An infant was breastfed (extent not provided) until the 4th month postpartum. At 2 months of age, his mother was given tobramycin and meropenem (dose not provided) for 2 weeks for a cystic fibrosis exacerbation. The infant's stool pattern did not change during maternal therapy and he had normal renal function at 6 months of age.
Benefit should outweigh risk.
-According to some authorities: Breastfeeding should be discontinued before starting therapy.
Excreted into human milk: Yes (meropenem); Unknown (vaborbactam)
Excreted into animal milk: Data not available (vaborbactam)
Comments:
-Developmental and health benefits of breastfeeding should be considered as well as the mother's clinical need for this drug.
-The effects in the nursing infant are unknown; potential side effects in the breastfed child due to this drug or the mother's underlying condition should be considered.
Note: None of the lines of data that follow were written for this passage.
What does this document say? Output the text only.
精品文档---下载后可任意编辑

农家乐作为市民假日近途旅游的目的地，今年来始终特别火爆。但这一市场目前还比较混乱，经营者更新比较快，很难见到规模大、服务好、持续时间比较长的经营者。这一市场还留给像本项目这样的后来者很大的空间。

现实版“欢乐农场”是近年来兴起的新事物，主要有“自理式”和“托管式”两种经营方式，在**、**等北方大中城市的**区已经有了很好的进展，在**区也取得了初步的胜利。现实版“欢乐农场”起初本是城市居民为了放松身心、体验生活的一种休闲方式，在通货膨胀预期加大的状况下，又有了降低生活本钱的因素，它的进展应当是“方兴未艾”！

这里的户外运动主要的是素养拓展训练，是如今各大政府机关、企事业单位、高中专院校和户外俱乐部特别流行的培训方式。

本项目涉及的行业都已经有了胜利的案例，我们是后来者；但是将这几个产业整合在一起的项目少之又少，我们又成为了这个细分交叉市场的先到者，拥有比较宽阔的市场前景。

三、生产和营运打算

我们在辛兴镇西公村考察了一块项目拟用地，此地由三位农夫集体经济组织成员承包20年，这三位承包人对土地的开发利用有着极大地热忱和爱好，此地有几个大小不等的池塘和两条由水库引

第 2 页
-While no data are available on the use of meropenem during breastfeeding, milk levels appear low and beta-lactams are generally not expected to cause harmful effects in nursing infants.
-Disruption of infant's gastrointestinal flora (resulting in diarrhea or thrush) reported occasionally with beta-lactams; such effects have not been adequately evaluated.
-Vaborbactam has not been studied in breastfeeding mothers; similar concerns as with meropenem alone are expected with this combination drug.